Unreachable code and `shared` typing #80

abrown · 2024-08-14T22:20:46Z

While implementing validation logic for instructions like any.convert_extern, I ran into a question: if we're validating unreachable code, we may not have a type available for the incoming operand. For the result type of that instruction, the nullable bit is set to false — what should the shared bit be set to?

The text was updated successfully, but these errors were encountered:

tlively · 2024-08-15T00:36:42Z

Good question. @rossberg, this seems to require type variables for the shareability. Do our shared-polymorphic instructions like any.convert_extern and ref.as_non_null violate closed forward principle types?

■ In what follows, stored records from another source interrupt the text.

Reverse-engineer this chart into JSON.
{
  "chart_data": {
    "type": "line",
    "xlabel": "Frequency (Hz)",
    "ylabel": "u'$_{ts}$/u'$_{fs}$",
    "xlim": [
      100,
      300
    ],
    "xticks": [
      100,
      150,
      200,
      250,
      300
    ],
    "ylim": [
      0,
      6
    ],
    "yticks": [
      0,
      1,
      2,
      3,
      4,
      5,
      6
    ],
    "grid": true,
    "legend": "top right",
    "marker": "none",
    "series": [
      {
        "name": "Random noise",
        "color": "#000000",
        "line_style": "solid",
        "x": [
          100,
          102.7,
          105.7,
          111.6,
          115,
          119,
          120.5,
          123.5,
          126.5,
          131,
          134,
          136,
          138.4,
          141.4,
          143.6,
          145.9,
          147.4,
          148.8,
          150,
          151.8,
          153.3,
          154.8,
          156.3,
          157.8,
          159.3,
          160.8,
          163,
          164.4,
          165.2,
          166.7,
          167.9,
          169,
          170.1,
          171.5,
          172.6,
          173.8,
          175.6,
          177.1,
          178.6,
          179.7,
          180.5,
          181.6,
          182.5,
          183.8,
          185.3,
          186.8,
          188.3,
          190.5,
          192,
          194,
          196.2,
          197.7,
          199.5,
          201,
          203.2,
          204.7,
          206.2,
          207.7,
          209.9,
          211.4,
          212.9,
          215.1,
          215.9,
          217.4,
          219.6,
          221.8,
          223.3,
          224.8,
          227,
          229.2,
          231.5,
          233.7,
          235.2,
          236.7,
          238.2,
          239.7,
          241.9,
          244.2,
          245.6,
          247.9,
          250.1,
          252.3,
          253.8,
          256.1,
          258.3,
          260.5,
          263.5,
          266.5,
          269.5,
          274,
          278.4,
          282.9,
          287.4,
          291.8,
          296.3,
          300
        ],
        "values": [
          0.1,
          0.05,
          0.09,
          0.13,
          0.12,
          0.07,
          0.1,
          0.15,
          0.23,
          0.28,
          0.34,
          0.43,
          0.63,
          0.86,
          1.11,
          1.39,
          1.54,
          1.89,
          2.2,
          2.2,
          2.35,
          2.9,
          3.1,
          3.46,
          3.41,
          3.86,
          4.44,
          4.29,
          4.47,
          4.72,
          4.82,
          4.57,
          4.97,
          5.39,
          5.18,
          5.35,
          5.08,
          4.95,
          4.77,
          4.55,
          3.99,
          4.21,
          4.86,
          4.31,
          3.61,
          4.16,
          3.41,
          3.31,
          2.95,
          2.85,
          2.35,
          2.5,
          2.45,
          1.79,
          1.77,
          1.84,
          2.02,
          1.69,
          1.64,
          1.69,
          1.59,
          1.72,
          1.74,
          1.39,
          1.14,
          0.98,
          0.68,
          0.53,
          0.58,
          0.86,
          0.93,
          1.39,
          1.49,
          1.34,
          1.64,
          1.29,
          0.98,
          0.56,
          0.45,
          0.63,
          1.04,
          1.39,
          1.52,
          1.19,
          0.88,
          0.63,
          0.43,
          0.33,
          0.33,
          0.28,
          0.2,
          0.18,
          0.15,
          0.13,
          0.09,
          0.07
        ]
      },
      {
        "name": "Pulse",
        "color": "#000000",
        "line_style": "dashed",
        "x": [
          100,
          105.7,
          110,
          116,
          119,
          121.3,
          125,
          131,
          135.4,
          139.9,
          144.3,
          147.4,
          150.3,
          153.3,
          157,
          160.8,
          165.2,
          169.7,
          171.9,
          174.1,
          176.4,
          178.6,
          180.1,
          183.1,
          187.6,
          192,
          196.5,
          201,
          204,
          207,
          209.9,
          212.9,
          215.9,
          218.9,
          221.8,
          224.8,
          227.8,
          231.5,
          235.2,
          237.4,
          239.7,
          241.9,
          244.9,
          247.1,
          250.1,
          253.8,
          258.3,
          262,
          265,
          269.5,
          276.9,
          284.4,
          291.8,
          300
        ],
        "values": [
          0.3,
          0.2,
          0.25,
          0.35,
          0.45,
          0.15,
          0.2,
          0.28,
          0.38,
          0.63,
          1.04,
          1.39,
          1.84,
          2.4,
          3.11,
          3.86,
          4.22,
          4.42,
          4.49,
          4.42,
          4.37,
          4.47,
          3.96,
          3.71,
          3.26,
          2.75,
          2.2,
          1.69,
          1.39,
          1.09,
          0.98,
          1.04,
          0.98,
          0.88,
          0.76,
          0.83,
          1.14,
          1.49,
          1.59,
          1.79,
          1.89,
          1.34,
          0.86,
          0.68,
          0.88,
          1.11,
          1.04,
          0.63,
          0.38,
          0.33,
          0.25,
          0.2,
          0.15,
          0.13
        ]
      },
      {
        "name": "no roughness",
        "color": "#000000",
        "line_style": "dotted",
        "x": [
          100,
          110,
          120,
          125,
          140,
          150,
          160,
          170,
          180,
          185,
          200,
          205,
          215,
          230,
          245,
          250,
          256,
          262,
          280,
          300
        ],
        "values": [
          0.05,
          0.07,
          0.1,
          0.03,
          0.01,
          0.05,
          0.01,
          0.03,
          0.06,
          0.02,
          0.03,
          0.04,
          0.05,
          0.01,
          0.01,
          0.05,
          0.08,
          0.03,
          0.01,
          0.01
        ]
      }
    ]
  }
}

conrad-watt · 2024-08-15T01:49:24Z

@abrown does your typing algorithm explicitly represent bot? (ref). My understanding is that the addition of bot removed the need to "guess" nullability of types in unreachable code, and the same should be true for shareability.

IIUC there should be two cases:

we're either in unreachable code and popping from the base of the stack, or alternatively popping an explicit bot produced by select etc. In this case the result of any.convert_extern is just bot.
we're popping a type with known nullability and shareability, in which case this is preserved by any.convert_extern.

conrad-watt · 2024-08-15T02:01:14Z

Oh, looking more closely at the current typing rule for any.convert_extern, my explanation above doesn't seem to be true. But I think it should be! @rossberg what's your understanding? I think the other interpretation is that we need explicit "shared` variants of the two instructions.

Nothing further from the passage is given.